Good morning. The influencer economy was weird enough when real people pretended their shampoo recommendations came from the heart. Now fake creators are pretending to be real people. Doublespeed is building AI influencer bots for brands, with backing from a16z. The social media agents run from an LA phone farm so platforms treat them like normal users. Creator marketing without the creator is one way to make the dead internet sound like a business plan.
AI is putting words in your mouth. Researchers tested mainstream AI systems and found they inject political bias and change what people meant to say, even when told to preserve the original intent. Qwen turned an atheist’s writing into a claim that Jesus was real. Mistral took someone mocking climate change and rewrote them into a climate activist. AI summaries showed the same pattern, with Grok leaning right while several frontier models pulled left. The problem isn’t one bad rewrite. It’s millions of tiny edits shaping public opinion before people even hit send. Regulators haven’t even begun to look at this, creating a serious accountability gap. AI doesn’t have to win the argument when it can autocorrect your beliefs. (The Guardian)

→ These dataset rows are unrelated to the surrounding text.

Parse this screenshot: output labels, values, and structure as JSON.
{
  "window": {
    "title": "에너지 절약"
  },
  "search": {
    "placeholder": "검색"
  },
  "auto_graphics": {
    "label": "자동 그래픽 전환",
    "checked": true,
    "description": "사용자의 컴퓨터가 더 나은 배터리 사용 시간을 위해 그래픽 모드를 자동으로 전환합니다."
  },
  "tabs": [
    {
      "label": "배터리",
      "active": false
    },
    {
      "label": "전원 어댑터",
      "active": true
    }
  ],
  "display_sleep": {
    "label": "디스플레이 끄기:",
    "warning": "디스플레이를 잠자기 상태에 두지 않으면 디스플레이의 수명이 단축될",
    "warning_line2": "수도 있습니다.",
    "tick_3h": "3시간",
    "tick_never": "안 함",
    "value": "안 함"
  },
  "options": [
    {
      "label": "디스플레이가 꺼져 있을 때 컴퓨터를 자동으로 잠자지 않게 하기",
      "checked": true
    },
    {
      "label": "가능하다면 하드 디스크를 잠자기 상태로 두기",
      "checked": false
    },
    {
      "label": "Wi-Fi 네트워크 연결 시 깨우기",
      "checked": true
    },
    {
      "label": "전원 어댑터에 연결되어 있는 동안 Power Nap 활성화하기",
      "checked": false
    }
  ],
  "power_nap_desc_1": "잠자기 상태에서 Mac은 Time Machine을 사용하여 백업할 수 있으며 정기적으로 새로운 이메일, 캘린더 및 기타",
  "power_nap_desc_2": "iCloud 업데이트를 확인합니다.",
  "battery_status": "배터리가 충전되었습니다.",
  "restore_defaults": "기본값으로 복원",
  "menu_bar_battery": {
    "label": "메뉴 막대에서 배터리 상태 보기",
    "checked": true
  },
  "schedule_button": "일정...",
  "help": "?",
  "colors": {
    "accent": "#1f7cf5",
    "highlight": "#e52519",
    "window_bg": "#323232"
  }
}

“We can’t vibe code the future of humanity.” UN Chief António Guterres wants to ban killer robots under international law. At the UN’s first global AI governance summit, he called lethal autonomous weapons “morally repugnant” because they let machines choose targets and end lives without human control. Anthropic has been one of the few AI labs willing to draw a hard line against using its models for domestic surveillance or autonomous weapons. Now the rest of the world is catching up to the obvious problem. Defense companies can keep saying people will stay in control, but that line gets thinner when AI finds the target, ranks the threat, and speeds up the decision. Strange how “human in the loop” starts to mean approving whatever the AI already decided. (WSJ)
Leads have questions before they buy. By the time you follow up, half are gone. Chatbase puts an AI sales agent on to qualify, answer questions, and books meetings – without adding headcount.
Trained on your data and live in hours. 10,000+ companies already made the switch. Launch your agent
👀 closer look
AI labs are coming for your data. The speed of automating the economy will be limited by how fast AI labs can collect data about it. The internet was the first free dataset, and the useful parts are running out. The next training set AI needs is locked inside the private businesses, universities, hospitals, labs, and governments that actually run the world. That high-quality data isn’t sitting on a public website. It lives in people’s workflows. So the easiest way to get it is to show up offering agents that automate the work. Forward deployed engineers become the bridge between “we’ll automate your work” and “we now know how your business runs.” AI labs scraped the internet for free. Now they want a badge to walk around your office. (X)
Claude may have working memory like ours. Anthropic found a tiny internal workspace inside Claude where the model keeps intermediate ideas active while solving a problem. They call it J space, and it seems to hold hidden steps that never appear in the final answer. When researchers removed J space, Claude could still talk normally, but harder reasoning fell apart. AI researchers claim this is the best evidence yet that models keep working notes while thinking through an answer. The weird part is nobody built Claude a place to think. It seems to have grown one because the job needed it. (Anthropic)
AI agents are learning extortion. Cloud security company Sysdig says its threat team found the first documented case of agentic ransomware. The attack, called Jade Puffer, behaves more like an operator than a script. It digs through a compromised server looking for anything that can be turned into leverage, then writes the ransom note with a Bitcoin address and Proton Mail contact. Sysdig says the payloads are packed with plain English comments explaining why each step comes next. That’s the fingerprint. The code reads like an agent talking itself through the crime. Ransomware used to need a person to turn access into pressure. Jade Puffer hands that job to AI. (Beeping Computer)
fun stats
🚀 2 million. Kids who will receive SpaceX shares from SpaceX president Gwynne Shotwell and her husband through Trump Accounts. The not-a-tax-writeoff gift targets 11 to 17 year olds in less affluent areas, with extra love for Texas.
🪓 2.1%. Microsoft’s latest workforce cut, part of roughly 120,000 tech jobs eliminated in 2026 as AI anxiety rises among white collar workers.
🐺 20 years. Anthropic’s lease with TeraWulf for an AI data center in Kentucky. The former crypto mining co expects $19 billion from a data center it hasn’t built yet.